Bercy accelera la fine degli assegni al Tesoro pubblico

Il governo francese ha annunciato la fine del pagamento tramite assegni, un passo definitivo verso la digitalizzazione del sistema finanziario.

05 febbraio 2026 | 22:40 | 4 min di lettura
Bercy accelera la fine degli assegni al Tesoro pubblico
Foto: Le Monde

Il governo francese ha annunciato la fine del pagamento tramite assegni, un passo definitivo verso la digitalizzazione del sistema finanziario. Dopo anni di preparazione, il ministero dell'Economia e delle Finanze ha deciso di eliminare gradualmente l'uso di questa forma di pagamento, considerata troppo costosa e inefficiente. L'obiettivo è spostare gli utenti, sia aziende che cittadini, verso alternative più moderne, come carte di credito, bonifici e app mobili. L'operazione, che mira a ridurre i costi operativi e migliorare l'efficienza, prevede un periodo di transizione fino all'estate del 2027, con l'ultima scadenza per l'uso degli assegni fissata intorno al 2028. Questa decisione segna la chiusura di un'epoca, poiché il pagamento tramite assegni, una pratica radicata nel paese da oltre un secolo, viene progressivamente sostituita da metodi digitali sempre più diffusi.

La transizione verso la digitalizzazione ha già mostrato risultati significativi. Negli ultimi dieci anni, il numero di assegni incassati dalle autorità pubbliche è calato del 75%, un dato che riflette la crescente adozione di strumenti come le carte di credito, i bonifici e le piattaforme di pagamento online. Secondo dati recenti, gli assegni rappresentano oggi meno dell'1% delle transazioni in Francia, una percentuale in continua riduzione rispetto al 37,5% del 2000. Questo calo è stato accompagnato da una serie di misure adottate dal ministero, tra cui la chiusura di due centri di elaborazione a Lille e Créteil nel 2023. L'attività di questi centri è stata trasferita a un'azienda privata francese, la Tessi, mentre un unico centro pubblico a Rennes continua a gestire il trattamento degli assegni, ma con tecnologie considerate obsolete. L'obiettivo è ridurre al minimo il numero di assegni processati, con l'ultima scadenza fissata intorno all'estate del 2027.

Il passaggio da un sistema analogico a uno digitale non è stato un processo improvviso, ma il risultato di una lunga evoluzione. Il primo assegno in Francia fu emesso nel 1865, e nel corso del XX secolo si è imposto come strumento di pagamento privilegiato per molte attività, tra cui l'imposta, le contravvenzioni, la mensa scolastica e i viaggi. L'assegno era apprezzato per la sua semplicità, la gratuità e la facilità d'uso. Tuttavia, con l'avvento delle tecnologie digitali, il suo ruolo è gradualmente diminuito. La diffusione delle carte di credito, dei bonifici e delle app di pagamento ha reso più veloci e sicuri i trasferimenti di denaro, riducendo la necessità di utilizzare assegni. Questa trasformazione ha comportato un cambiamento culturale, con la popolazione francese che ha adottato metodi di pagamento più moderni e convenienti.

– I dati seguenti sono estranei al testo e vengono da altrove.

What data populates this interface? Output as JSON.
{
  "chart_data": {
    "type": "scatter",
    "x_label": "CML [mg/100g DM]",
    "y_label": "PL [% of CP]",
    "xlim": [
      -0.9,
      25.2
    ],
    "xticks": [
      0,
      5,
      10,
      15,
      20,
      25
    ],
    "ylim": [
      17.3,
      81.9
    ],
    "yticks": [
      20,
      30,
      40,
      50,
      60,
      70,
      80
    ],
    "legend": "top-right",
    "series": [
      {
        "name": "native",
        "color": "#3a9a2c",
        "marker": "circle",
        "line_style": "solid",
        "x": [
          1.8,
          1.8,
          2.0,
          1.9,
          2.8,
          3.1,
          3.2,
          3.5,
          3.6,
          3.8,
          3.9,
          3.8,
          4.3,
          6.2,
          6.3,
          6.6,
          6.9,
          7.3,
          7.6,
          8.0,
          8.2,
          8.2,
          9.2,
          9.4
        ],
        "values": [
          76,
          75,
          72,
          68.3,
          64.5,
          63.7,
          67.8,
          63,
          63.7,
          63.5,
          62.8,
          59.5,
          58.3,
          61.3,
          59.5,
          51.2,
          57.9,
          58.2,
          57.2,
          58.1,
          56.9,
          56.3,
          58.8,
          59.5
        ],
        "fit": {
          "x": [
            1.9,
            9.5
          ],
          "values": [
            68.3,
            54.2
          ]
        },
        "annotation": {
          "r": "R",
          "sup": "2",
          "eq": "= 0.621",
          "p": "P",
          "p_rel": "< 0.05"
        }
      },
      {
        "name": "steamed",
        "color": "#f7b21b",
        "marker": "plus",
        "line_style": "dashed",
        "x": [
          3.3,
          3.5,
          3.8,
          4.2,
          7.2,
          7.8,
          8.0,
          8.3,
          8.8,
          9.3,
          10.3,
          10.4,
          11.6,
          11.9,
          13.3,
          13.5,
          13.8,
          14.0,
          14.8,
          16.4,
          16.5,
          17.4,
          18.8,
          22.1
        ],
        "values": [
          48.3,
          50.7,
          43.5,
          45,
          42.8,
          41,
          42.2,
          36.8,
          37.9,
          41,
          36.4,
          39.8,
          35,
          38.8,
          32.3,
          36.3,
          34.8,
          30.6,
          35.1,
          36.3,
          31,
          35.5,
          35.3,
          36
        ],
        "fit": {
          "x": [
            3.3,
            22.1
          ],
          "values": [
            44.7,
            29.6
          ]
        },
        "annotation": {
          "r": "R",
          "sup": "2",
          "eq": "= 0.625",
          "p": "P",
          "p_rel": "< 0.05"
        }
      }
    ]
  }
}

La decisione del governo di eliminare gli assegni non si limita a un semplice passaggio tecnologico, ma ha implicazioni significative per l'amministrazione pubblica e il sistema finanziario. La riduzione del numero di assegni da elaborare permetterà di risparmiare milioni di euro annui, che potranno essere reinvestiti in progetti di modernizzazione del settore. Inoltre, l'abbandono di questa forma di pagamento contribuirà a ridurre i costi di gestione e a migliorare la velocità delle operazioni. Tuttavia, la transizione non sarà senza sfide. Alcune aziende e cittadini potrebbero incontrare difficoltà nell'adattarsi ai nuovi strumenti, specialmente in settori dove l'uso degli assegni è ancora diffuso. Per questo motivo, il ministero ha lanciato iniziative per supportare l'adozione di alternative digitali, garantendo un periodo di transizione sufficientemente lungo per permettere a tutti di adeguarsi.

La chiusura definitiva del sistema di pagamento tramite assegni segnerà la fine di un'epoca, ma anche l'inizio di un nuovo modello di gestione finanziaria. Il governo francese ha messo in atto una strategia mirata a ridurre i costi operativi e a modernizzare il sistema, in linea con le esigenze di un paese che si affaccia al futuro digitale. Sebbene la transizione possa comportare alcuni ostacoli, il passo verso la digitalizzazione è inevitabile e rappresenta un passo importante per l'efficienza del sistema pubblico e la comodità dei cittadini. Con l'ultima scadenza fissata intorno all'estate del 2027, il governo si prepara a un futuro in cui gli assegni saranno solo un ricordo, lasciando spazio a metodi di pagamento più veloci, sicuri e accessibili.